Other bureaucrats are just hung up on genitals, and they just can’t get past “penis = male, vagina = female.” These are the people who, when confronted with a person with a beard, baritone voice, big muscles and a vagina, will insist on calling him “her” despite all publicly-visible evidence to the contrary.
Finally, some bureaucracies seem to regard genital surgery as “finalizing” things. Again, this is based on some misunderstanding of how gender reassignment works. Changes due to hormones are often inaccurately described as “reversible,” with the implication that if the person stopped taking hormones, they’d go back to looking like their birth gender. There’s a kernel of truth to this for biological males who have taken female hormones - breasts will shrink and body fat will return to a more typically male distribution. It’s much less true for biological females who have taken male hormones - the voice will not go back to its original pitch, and body / facial hair will not return to a typical female distribution. Really, if one has been on hormones for years, it’s not reversible.

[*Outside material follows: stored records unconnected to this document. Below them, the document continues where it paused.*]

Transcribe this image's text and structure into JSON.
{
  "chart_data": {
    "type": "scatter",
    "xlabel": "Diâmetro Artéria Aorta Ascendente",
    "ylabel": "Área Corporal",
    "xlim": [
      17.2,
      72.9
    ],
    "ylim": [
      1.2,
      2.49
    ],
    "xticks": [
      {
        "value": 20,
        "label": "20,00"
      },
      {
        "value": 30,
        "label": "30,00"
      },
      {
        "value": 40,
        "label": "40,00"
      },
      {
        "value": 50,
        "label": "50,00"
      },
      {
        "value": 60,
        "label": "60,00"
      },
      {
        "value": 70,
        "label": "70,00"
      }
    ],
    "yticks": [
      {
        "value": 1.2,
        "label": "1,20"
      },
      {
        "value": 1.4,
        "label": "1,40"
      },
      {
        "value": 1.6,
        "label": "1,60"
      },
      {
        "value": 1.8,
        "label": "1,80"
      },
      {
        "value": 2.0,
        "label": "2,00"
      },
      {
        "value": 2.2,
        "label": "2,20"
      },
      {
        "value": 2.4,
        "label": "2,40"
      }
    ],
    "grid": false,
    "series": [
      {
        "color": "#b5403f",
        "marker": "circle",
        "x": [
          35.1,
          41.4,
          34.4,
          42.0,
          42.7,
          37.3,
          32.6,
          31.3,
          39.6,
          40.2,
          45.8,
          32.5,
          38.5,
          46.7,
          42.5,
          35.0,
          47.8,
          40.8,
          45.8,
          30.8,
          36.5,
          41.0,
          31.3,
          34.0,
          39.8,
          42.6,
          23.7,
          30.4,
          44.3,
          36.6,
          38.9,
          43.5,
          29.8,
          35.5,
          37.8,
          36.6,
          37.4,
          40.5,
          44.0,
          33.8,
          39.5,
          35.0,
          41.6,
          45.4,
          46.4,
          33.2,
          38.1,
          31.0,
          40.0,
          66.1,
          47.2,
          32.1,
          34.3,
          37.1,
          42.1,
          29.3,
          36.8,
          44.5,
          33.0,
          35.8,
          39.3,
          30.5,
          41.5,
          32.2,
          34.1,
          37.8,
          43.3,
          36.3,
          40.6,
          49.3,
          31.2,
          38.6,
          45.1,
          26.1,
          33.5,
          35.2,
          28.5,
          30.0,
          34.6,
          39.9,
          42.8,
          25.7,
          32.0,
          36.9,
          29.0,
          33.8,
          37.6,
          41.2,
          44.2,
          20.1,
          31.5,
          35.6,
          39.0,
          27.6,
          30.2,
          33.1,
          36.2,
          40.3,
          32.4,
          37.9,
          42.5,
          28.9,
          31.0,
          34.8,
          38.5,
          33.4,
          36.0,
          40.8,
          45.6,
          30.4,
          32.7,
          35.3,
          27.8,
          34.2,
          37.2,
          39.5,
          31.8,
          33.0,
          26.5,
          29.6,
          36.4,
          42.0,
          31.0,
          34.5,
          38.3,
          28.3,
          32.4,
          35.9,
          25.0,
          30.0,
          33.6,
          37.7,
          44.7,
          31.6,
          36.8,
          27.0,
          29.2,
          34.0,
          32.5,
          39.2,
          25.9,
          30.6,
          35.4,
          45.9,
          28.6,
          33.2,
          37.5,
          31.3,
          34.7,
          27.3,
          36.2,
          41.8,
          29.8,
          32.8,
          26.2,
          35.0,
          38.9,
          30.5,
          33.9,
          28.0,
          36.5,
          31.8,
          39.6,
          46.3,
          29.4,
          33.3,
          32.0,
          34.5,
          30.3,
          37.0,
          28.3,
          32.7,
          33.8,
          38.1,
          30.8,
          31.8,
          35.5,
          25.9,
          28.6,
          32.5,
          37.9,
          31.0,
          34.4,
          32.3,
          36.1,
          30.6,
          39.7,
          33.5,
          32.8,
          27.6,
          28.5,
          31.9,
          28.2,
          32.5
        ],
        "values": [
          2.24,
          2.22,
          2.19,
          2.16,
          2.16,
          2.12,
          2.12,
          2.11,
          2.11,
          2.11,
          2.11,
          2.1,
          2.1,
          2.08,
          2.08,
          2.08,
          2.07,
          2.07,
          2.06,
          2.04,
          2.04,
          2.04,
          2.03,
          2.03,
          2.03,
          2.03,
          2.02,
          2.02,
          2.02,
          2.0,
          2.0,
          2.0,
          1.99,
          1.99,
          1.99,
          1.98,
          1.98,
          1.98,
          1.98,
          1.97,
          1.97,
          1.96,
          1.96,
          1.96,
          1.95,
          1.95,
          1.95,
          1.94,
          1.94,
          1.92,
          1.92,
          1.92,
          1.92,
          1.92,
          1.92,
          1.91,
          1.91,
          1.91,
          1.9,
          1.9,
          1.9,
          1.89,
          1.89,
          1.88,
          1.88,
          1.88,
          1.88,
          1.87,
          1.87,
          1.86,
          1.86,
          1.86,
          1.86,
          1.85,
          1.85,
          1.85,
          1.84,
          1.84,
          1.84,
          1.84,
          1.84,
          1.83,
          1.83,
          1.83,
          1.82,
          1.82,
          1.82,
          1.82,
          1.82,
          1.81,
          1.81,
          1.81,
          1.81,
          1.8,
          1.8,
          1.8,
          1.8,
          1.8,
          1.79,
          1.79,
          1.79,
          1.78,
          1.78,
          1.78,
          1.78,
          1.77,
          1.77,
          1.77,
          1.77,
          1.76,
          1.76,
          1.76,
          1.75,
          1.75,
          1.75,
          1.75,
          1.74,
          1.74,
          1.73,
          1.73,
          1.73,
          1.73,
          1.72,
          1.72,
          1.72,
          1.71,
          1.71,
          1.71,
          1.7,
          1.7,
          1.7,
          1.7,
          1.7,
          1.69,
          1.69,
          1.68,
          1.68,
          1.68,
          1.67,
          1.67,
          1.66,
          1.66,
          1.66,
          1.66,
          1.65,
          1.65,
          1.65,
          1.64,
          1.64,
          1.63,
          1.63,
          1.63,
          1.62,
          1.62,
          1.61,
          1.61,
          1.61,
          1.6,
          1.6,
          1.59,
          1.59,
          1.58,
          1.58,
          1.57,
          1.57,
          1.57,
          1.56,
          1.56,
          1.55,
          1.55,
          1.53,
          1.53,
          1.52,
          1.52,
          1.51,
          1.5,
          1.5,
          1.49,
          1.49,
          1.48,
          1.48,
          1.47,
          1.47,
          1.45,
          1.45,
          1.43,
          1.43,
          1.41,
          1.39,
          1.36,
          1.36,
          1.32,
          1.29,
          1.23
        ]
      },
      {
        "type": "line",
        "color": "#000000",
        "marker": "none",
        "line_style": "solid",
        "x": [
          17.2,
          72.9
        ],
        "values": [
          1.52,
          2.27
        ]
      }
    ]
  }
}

What **Shot From Guns **said. Also, one’s birth certificate - at least in the US - is a primary form of identification. If you have a driver’s license or a passport, you probably won’t use your birth certificate to prove your identity, but you may need to show your birth certificate to get a license or passport in the first place, or to replace them if they’re lost or stolen. Most TG people would rather skip the whole “Yes, this is really my birth certificate, I was born a female and Mary Jane Smith, but I transitioned and now I’m visibly male and my name is Michael John Smith. Honest,” part of the discussion. It’s embarrassing and doesn’t actually pertain to the issue at hand.
It’s not always; see my cite above.
When it is necessary, or reasons for not having it are necessary, it’s basically because they want the person to be really certain that they want to change gender. It’s also not something people fight against because the majority of trans people want the surgery, and if they can get legal recognition while waiting for the surgery or in the process of doing it, then that’s all the better.
That’s not really the point I was making. Some people apparently are saying that your gender is determined by your mind - gender is a function of the brain. So my question was if that’s the case why do we attach so much importance to the state of the body? If your brain says you’re a woman, then you’re a woman even if you’ve never taken a single step in any sexual reassignment procedure.
I hardly think this is going to avoid the problem. What happens when Michael John Smith is asked to produce his high school diploma for a job application and the HR department sees he’s given them a diploma that was issued to Mary Jane Smith?
Obviously, he’ll explain that he was a girl named Mary Jane Smith when he graduated from high school. And they’ll look at his birth certificate and say “Well, according to your birth certificate you were born a boy. How did you become a girl in school?”
I think the best policy would be to acknowledge a change occurred. Smith was born a girl and went to school as a girl named Mary Jane. Then when he was thirty years old, he became a man named Michael John and that’s what he is now.